Para sua referência, a estrutura da memória do Spark e alguns parâmetros da memória do executor chave são mostrados na próxima imagem.
Considerações de memória do Spark
Se estiver usando o YARN do Apache Hadoop, o YARN controlará a memória usada por todos os contêineres em cada nó do Spark. O diagrama a seguir mostra os objetos de chave e os respectivos relacionamentos.

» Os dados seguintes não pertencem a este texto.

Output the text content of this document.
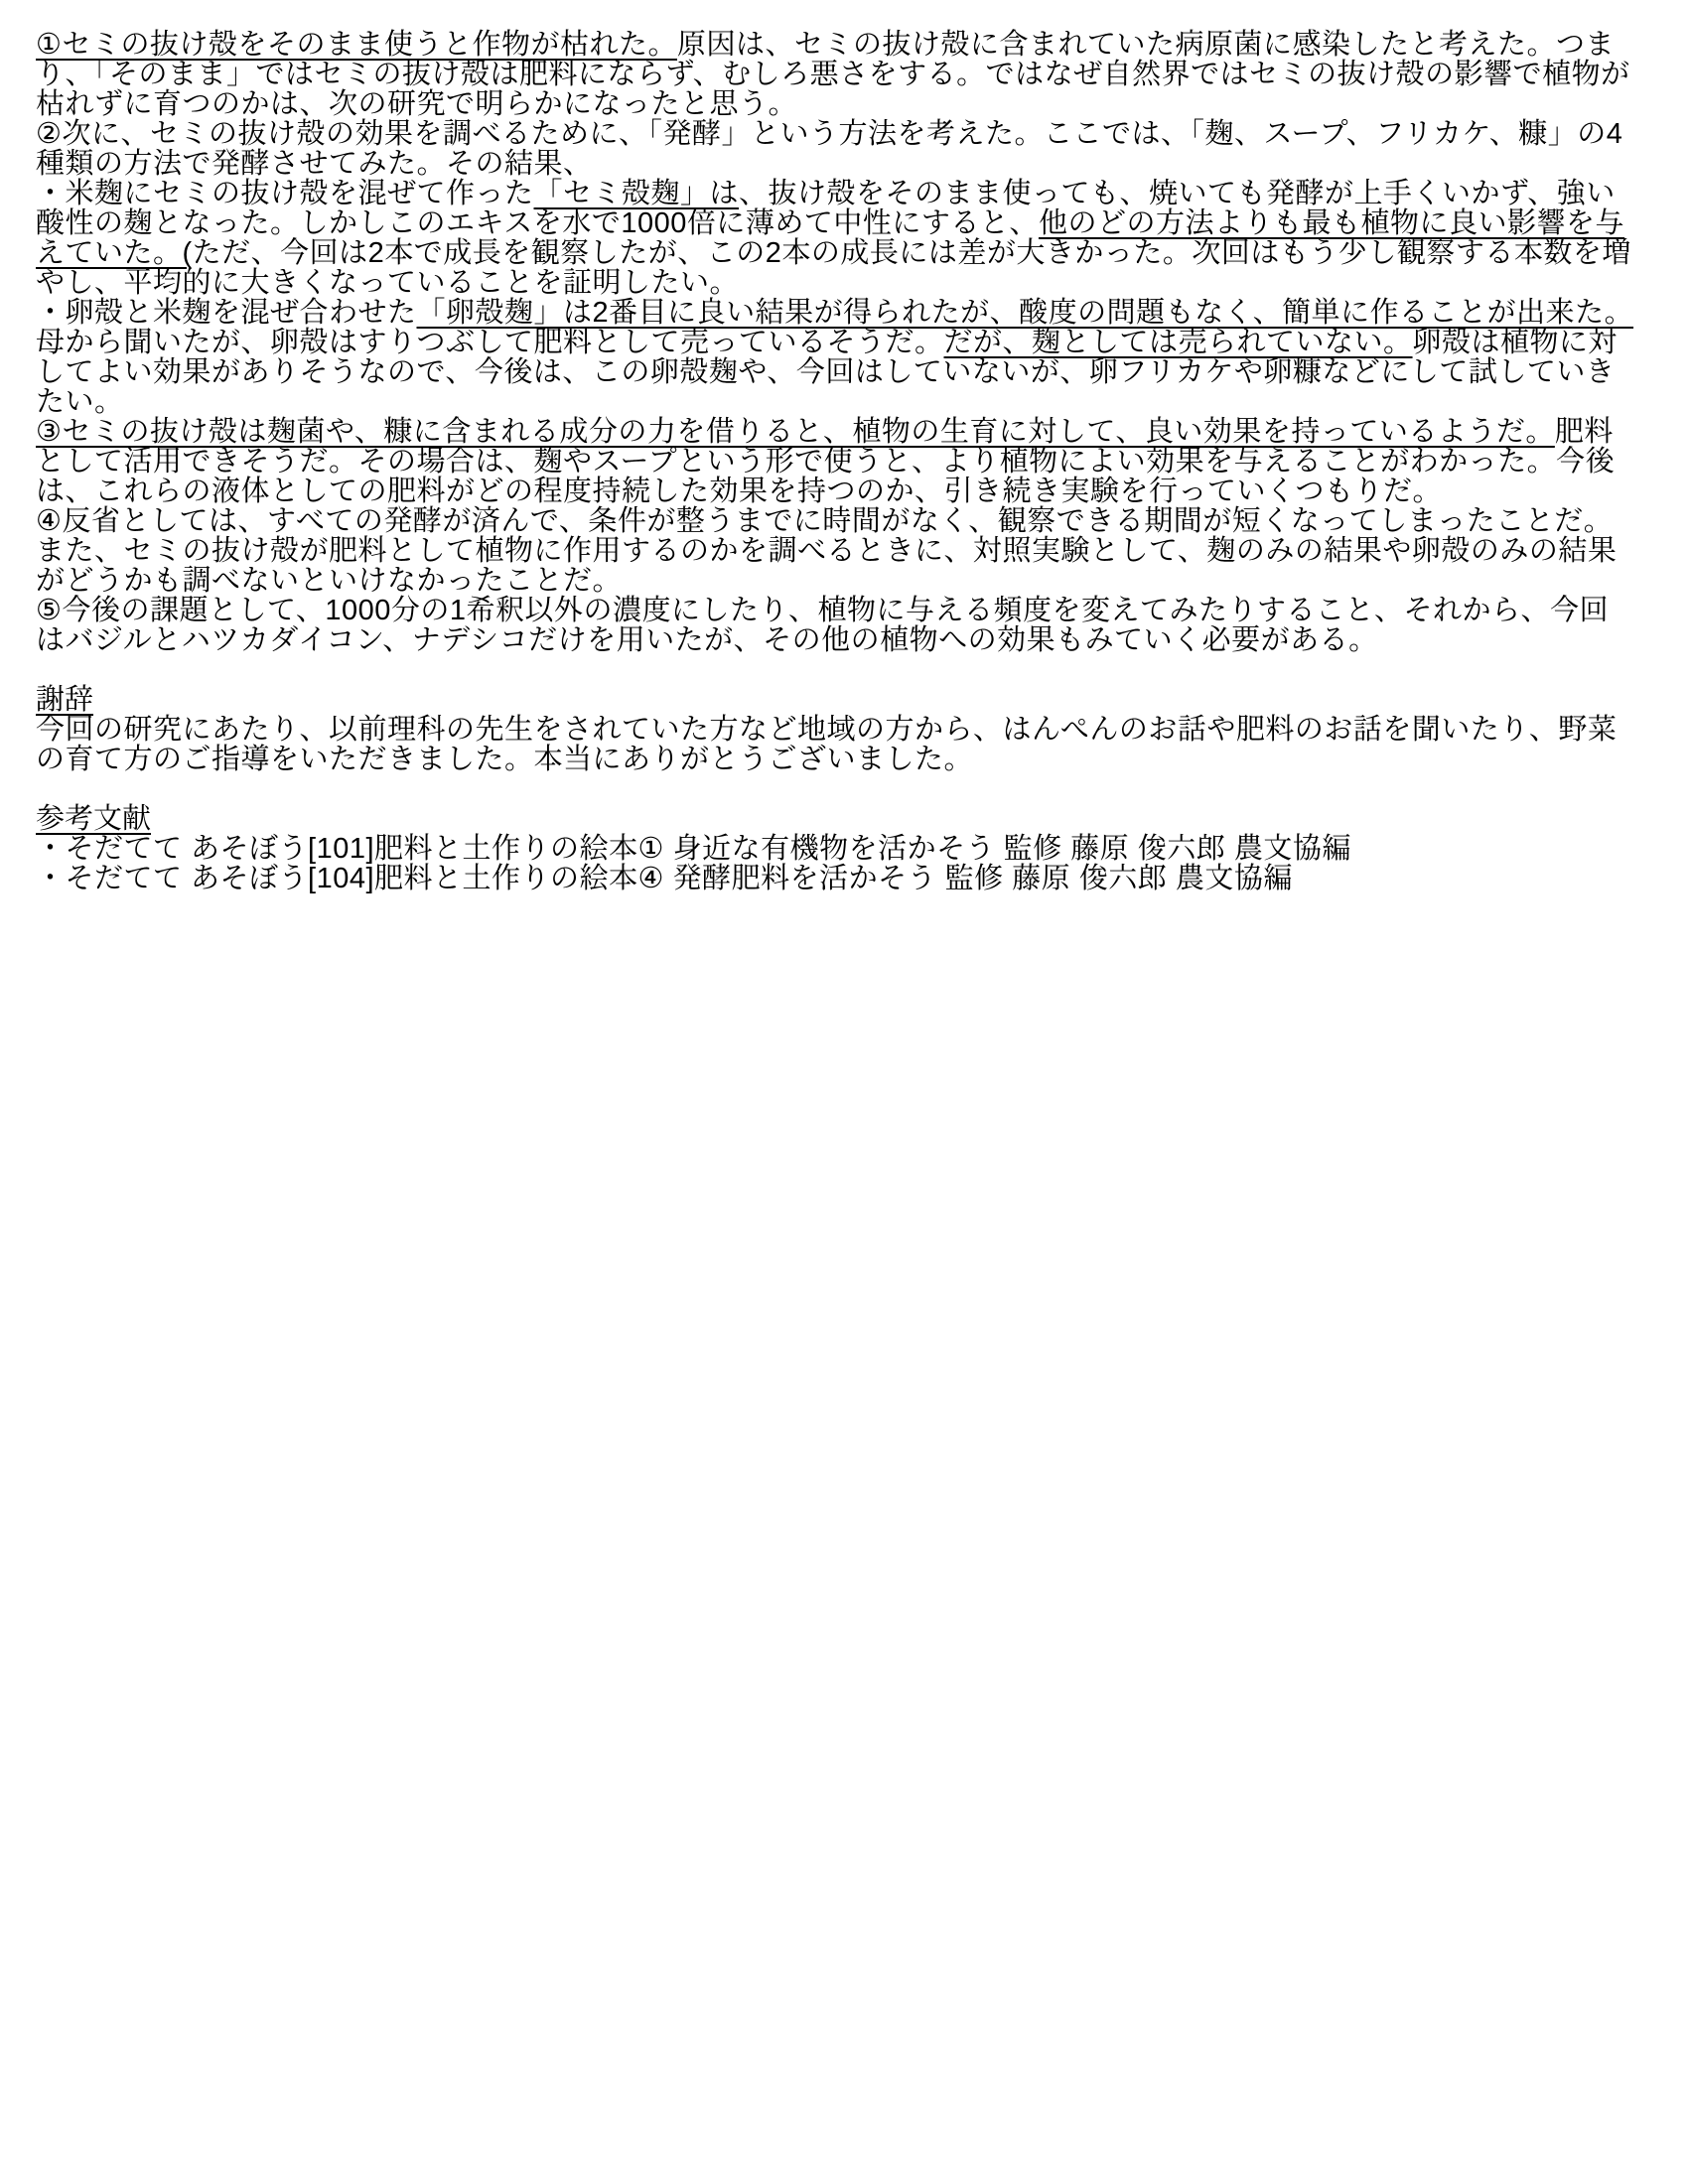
①セミの抜け殻をそのまま使うと作物が枯れた。原因は、セミの抜け殻に含まれていた病原菌に感染したと考えた。つまり、「そのまま」ではセミの抜け殻は肥料にならず、むしろ悪さをする。ではなぜ自然界ではセミの抜け殻の影響で植物が枯れずに育つのかは、次の研究で明らかになったと思う。

②次に、セミの抜け殻の効果を調べるために、「発酵」という方法を考えた。ここでは、「麹、スープ、フリカケ、糠」の4種類の方法で発酵させてみた。その結果、

・米麹にセミの抜け殻を混ぜて作った「セミ殻麹」は、抜け殻をそのまま使っても、焼いても発酵が上手くいかず、強い酸性の麹となった。しかしこのエキスを水で1000倍に薄めて中性にすると、他のどの方法よりも最も植物に良い影響を与えていた。(ただ、今回は2本で成長を観察したが、この2本の成長には差が大きかった。次回はもう少し観察する本数を増やし、平均的に大きくなっていることを証明したい。

・卵殻と米麹を混ぜ合わせた「卵殻麹」は2番目に良い結果が得られたが、酸度の問題もなく、簡単に作ることが出来た。母から聞いたが、卵殻はすりつぶして肥料として売っているそうだ。だが、麹としては売られていない。卵殻は植物に対してよい効果がありそうなので、今後は、この卵殻麹や、今回はしていないが、卵フリカケや卵糠などにして試していきたい。

③セミの抜け殻は麹菌や、糠に含まれる成分の力を借りると、植物の生育に対して、良い効果を持っているようだ。肥料として活用できそうだ。その場合は、麹やスープという形で使うと、より植物によい効果を与えることがわかった。今後は、これらの液体としての肥料がどの程度持続した効果を持つのか、引き続き実験を行っていくつもりだ。

④反省としては、すべての発酵が済んで、条件が整うまでに時間がなく、観察できる期間が短くなってしまったことだ。また、セミの抜け殻が肥料として植物に作用するのかを調べるときに、対照実験として、麹のみの結果や卵殻のみの結果がどうかも調べないといけなかったことだ。

⑤今後の課題として、1000分の1希釈以外の濃度にしたり、植物に与える頻度を変えてみたりすること、それから、今回はバジルとハツカダイコン、ナデシコだけを用いたが、その他の植物への効果もみていく必要がある。

謝辞

今回の研究にあたり、以前理科の先生をされていた方など地域の方から、はんぺんのお話や肥料のお話を聞いたり、野菜の育て方のご指導をいただきました。本当にありがとうございました。

参考文献

・そだてて あそぼう[101]肥料と土作りの絵本① 身近な有機物を活かそう 監修 藤原 俊六郎 農文協編

・そだてて あそぼう[104]肥料と土作りの絵本④ 発酵肥料を活かそう 監修 藤原 俊六郎 農文協編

Para endereçar mensagens de "memória insuficiente", tente:
- Revisar as ordens aleatórias de armazenamento do DAG. Reduzir a redução do lado do mapa, os dados de origem de pré-partição (ou fazer bucket), maximizar as ordens aleatórias simples e reduzir a quantidade de dados enviados.
- Preferir
ReduceByKey
com o limite de memória fixa paraGroupByKey
, que fornece agregações, janelas e outras funções, mas tem limite de memória ilimitado. - Preferir
TreeReduce
, que faz mais trabalho nos executores ou partições, paraReduce
, que faz todo o trabalho no driver. - Usar os Conjuntos de Dados em vez dos objetos RDD de nível inferior.
- Criar ComplexTypes que encapsulam ações, como "Top N", várias agregações ou operações de janelas.
Para obter etapas de solução de problemas adicionais, consulte exceções OutOfMemoryError para Apache Spark no Azure HDInsight.